Der Wortlaut der vorgeschlagenen Neuregelung berücksichtigt nicht die aktuelle Entscheidung des Bundesgerichtshofs vom 7. Juni 2011 - VI ZR 87/10 - (vgl. NJW 2011, 2508 f.). Danach tritt die Beweislastumkehr zugunsten des Patienten ein, wenn sich bei der gebotenen Abklärung der Symptome mit hinreichender Wahrscheinlichkeit ein so deutlicher und gravierender Befund ergeben hätte, dass sich dessen Verkennung als fundamental oder die Nichtreaktion auf ihn als grob fehlerhaft darstellen würde und diese Fehler generell geeignet sind, den tatsächlich eingetretenen Gesundheitsschaden herbeizuführen. Diese Entscheidung wird zwar in der Einzelbegründung der Vorschrift (BR-Drs. 312/12 (PDF) , S. 45) dargestellt, jedoch in ihrem Wortlaut nicht umgesetzt.

27. Zu Artikel 1 Nummer 4 (§ 630h Absatz 6 - neu - BGB)
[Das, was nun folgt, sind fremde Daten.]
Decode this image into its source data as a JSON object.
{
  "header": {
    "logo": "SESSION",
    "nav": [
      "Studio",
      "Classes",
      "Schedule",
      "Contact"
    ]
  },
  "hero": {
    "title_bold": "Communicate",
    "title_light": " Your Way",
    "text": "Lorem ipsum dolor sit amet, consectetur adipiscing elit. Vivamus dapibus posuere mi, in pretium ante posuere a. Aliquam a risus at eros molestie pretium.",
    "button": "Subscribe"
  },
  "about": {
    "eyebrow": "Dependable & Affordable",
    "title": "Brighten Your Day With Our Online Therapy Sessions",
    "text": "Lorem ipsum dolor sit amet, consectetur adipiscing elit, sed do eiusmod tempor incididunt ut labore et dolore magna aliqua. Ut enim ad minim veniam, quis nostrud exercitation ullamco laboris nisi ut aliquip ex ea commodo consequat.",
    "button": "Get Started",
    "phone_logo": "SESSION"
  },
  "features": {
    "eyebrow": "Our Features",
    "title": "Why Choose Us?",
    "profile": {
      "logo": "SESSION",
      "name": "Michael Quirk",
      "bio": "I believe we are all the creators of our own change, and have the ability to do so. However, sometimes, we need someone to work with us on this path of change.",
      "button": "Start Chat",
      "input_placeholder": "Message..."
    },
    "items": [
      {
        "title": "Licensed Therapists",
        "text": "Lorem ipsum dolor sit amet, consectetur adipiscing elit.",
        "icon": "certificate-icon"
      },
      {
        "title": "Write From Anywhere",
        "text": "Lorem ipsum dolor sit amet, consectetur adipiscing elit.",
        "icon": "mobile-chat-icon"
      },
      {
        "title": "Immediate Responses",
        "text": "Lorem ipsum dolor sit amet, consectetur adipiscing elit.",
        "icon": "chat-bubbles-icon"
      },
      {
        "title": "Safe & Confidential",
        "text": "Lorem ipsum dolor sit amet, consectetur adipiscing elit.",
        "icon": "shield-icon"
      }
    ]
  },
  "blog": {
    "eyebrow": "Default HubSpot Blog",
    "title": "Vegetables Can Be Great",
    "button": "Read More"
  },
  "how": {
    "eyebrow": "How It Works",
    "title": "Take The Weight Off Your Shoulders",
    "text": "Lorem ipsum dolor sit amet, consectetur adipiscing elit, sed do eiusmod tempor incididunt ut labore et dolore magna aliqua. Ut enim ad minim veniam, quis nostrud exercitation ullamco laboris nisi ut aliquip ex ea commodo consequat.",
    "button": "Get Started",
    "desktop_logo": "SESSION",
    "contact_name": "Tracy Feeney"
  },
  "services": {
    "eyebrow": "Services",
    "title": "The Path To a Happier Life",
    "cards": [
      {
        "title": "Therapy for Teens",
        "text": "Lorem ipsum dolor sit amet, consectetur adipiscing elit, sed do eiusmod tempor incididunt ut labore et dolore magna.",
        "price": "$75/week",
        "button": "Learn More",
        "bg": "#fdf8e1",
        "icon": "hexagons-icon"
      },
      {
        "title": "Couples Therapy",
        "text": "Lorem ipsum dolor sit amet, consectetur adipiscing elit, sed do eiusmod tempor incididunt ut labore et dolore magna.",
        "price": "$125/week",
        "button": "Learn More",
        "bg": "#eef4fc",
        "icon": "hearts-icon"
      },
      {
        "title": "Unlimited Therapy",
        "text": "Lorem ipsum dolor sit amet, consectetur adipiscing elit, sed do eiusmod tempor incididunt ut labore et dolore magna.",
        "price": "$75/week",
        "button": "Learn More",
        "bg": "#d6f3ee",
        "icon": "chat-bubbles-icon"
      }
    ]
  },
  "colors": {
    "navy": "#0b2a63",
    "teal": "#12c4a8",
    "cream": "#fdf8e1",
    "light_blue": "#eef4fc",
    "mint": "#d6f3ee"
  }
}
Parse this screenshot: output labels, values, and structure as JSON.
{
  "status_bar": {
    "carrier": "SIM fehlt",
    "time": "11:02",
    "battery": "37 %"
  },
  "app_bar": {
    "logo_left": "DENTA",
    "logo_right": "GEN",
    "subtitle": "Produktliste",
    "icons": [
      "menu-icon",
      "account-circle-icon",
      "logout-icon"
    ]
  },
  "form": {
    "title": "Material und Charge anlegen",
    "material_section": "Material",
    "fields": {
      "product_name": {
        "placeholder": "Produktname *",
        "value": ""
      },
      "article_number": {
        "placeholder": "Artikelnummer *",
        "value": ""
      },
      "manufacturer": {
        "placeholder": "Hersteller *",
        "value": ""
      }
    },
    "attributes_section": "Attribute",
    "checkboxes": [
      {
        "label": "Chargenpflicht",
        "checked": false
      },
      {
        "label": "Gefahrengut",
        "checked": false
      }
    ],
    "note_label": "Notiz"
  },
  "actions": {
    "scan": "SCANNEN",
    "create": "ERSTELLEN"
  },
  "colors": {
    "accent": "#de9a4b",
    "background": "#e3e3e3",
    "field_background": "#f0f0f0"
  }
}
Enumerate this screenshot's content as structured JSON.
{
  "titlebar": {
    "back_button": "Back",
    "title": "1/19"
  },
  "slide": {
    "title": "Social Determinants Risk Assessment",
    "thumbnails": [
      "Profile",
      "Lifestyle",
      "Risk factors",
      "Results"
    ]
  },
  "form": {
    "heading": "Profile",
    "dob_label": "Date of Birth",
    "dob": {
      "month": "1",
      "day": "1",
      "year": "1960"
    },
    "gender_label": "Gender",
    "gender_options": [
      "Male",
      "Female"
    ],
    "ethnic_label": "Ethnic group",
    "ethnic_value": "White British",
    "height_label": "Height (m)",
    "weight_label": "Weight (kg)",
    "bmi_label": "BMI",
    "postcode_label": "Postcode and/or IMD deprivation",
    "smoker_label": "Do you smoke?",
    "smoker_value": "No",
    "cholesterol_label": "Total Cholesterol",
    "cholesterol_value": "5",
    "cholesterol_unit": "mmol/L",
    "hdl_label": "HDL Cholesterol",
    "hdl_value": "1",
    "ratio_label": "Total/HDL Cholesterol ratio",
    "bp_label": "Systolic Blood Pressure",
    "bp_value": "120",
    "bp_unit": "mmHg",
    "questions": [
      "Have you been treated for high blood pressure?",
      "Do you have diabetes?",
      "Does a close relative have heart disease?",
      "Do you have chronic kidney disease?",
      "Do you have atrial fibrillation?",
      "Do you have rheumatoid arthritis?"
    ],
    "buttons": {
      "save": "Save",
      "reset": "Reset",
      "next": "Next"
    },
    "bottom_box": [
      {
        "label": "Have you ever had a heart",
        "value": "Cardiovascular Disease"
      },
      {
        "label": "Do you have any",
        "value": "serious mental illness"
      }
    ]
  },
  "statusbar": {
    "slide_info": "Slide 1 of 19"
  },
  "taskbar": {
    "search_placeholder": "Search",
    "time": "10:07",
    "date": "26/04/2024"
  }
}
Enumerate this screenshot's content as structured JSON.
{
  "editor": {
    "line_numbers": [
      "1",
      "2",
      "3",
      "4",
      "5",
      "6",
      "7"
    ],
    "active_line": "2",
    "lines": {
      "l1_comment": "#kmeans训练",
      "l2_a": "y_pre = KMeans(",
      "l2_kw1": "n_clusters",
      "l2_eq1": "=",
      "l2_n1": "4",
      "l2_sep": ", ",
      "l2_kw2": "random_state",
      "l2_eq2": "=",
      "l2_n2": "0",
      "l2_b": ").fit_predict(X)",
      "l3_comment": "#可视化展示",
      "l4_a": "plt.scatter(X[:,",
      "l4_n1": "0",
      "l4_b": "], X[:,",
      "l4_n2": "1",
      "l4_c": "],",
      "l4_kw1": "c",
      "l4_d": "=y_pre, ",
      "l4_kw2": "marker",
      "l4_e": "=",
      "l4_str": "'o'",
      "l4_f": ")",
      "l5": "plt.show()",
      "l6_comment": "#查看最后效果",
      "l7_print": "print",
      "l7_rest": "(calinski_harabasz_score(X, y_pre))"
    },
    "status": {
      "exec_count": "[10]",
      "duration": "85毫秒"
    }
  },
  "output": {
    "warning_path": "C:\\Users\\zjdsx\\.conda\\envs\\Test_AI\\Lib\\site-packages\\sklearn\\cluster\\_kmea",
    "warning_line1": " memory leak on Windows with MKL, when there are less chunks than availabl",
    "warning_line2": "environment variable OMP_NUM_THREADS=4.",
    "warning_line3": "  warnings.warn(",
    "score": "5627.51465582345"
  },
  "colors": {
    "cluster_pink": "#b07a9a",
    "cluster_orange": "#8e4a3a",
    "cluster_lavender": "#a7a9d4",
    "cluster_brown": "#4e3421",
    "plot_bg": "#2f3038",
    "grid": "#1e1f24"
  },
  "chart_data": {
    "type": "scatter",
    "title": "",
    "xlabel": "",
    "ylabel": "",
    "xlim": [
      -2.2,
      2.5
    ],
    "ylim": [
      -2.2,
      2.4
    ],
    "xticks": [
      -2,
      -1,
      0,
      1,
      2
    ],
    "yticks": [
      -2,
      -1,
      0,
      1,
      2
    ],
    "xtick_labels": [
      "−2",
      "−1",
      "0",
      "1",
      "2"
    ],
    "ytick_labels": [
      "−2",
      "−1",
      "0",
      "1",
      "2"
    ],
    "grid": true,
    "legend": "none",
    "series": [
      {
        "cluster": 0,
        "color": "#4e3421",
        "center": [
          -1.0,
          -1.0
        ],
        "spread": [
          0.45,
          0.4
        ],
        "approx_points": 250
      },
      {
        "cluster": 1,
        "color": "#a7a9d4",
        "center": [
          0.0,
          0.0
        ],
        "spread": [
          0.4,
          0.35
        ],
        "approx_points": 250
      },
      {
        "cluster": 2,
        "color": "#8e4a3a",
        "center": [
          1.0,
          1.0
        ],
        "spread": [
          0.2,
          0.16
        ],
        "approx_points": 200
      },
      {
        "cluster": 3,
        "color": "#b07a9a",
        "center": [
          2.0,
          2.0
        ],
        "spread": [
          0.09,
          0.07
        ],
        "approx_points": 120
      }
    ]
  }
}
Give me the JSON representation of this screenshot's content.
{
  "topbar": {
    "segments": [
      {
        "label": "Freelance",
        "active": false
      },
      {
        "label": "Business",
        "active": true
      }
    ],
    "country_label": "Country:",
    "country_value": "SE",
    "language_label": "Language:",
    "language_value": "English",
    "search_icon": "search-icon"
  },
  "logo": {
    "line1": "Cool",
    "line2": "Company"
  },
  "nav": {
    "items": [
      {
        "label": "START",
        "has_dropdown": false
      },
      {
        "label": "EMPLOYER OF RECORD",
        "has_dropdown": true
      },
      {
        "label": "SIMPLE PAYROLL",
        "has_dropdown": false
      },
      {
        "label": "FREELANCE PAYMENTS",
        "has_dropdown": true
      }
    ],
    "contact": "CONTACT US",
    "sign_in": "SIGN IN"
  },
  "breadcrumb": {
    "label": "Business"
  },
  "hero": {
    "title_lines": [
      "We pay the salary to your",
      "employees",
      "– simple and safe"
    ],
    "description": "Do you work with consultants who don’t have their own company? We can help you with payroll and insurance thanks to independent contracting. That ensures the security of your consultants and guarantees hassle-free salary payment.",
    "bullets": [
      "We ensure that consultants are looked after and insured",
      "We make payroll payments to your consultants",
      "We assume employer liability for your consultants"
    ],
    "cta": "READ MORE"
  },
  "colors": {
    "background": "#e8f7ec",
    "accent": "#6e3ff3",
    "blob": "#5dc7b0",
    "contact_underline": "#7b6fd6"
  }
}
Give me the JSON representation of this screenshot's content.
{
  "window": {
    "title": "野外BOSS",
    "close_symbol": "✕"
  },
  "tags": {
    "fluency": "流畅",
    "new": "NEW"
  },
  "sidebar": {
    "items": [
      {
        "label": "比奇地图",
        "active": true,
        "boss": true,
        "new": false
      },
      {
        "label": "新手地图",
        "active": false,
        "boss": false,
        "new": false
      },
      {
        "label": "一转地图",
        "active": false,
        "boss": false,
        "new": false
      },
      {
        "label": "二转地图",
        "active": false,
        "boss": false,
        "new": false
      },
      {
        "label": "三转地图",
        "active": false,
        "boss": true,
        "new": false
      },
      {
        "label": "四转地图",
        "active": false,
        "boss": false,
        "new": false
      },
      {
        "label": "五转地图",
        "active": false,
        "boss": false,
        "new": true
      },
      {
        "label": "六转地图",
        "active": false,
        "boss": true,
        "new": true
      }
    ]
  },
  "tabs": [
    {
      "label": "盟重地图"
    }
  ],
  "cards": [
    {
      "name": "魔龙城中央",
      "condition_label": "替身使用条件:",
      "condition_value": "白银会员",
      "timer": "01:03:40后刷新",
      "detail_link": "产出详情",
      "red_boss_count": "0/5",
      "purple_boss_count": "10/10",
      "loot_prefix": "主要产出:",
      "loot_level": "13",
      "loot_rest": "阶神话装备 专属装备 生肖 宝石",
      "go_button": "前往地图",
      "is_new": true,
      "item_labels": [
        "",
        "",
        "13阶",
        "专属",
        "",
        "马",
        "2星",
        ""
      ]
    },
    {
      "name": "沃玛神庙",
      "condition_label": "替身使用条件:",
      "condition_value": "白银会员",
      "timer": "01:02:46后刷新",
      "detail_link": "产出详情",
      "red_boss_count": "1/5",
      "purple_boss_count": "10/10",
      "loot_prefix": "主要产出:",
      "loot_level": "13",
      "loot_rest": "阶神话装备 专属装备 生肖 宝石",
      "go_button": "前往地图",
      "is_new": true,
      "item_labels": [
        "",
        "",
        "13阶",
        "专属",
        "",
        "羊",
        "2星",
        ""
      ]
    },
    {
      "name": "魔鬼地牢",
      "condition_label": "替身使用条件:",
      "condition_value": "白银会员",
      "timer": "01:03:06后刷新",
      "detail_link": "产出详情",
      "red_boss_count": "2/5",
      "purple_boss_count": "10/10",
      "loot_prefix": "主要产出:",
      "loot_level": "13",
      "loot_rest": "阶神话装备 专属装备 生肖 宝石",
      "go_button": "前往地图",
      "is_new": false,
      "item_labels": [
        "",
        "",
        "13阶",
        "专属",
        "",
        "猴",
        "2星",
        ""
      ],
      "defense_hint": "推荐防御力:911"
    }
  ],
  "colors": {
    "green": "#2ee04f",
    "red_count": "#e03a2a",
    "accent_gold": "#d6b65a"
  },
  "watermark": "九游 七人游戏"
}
In Artikel 1 Nummer 4 ist dem § 630h folgender Absatz 6 anzufügen:

(6) Die Vermutung des Absatzes 5 gilt insbesondere nicht, wenn ein haftungsbegründender Ursachenzusammenhang äußerst unwahrscheinlich ist, sich nicht das Risiko verwirklicht hat, dessen Nichtbeachtung den Fehler als grob erscheinen lässt oder wenn der Patient durch sein Verhalten eine selbständige Komponente für den Heilungserfolg vereitelt hat und dadurch in gleicher Weise wie der grobe Behandlungsfehler dazu beigetragen hat, dass der Verlauf des Behandlungsgeschehens nicht mehr aufgeklärt werden kann."

Begründung:

§ 630h Absatz 5 BGB-E bildet entgegen der verfolgten Zielsetzung die bisherigen Rechtsprechung nicht vollständig ab. Sowohl in Bezug auf den groben Behandlungsfehler als auch den Befunderhebungsfehler ist nach geltendem Recht die Beweislastumkehr ausnahmsweise ausgeschlossen, wenn ein haftungsbegründender Ursachenzusammenhang äußerst unwahrscheinlich ist, sich nicht das Risiko verwirklicht hat, dessen Nichtbeachtung den Fehler als grob erscheinen lässt oder wenn der Patient durch sein Verhalten eine selbständige Komponente für den Heilungserfolg vereitelt hat und dadurch in gleicher Weise wie der grobe Behandlungsfehler dazu beigetragen hat, dass der Verlauf des Behandlungsgeschehens nicht mehr aufgeklärt werden kann (zu diesen Einschränkungen vgl. BGH, Urteil vom 27. April 2004 - VI ZR 34/03 -, NJW 2004, 2011; Urteil vom 16. November 2004 - VI ZR 328/03 -, NJW 2005, 427). An diesen bewährten Maßstäben sollte auch weiterhin festgehalten werden. Eine bloße Erwähnung in der Begründung des Gesetzentwurfs genügt allerdings nicht.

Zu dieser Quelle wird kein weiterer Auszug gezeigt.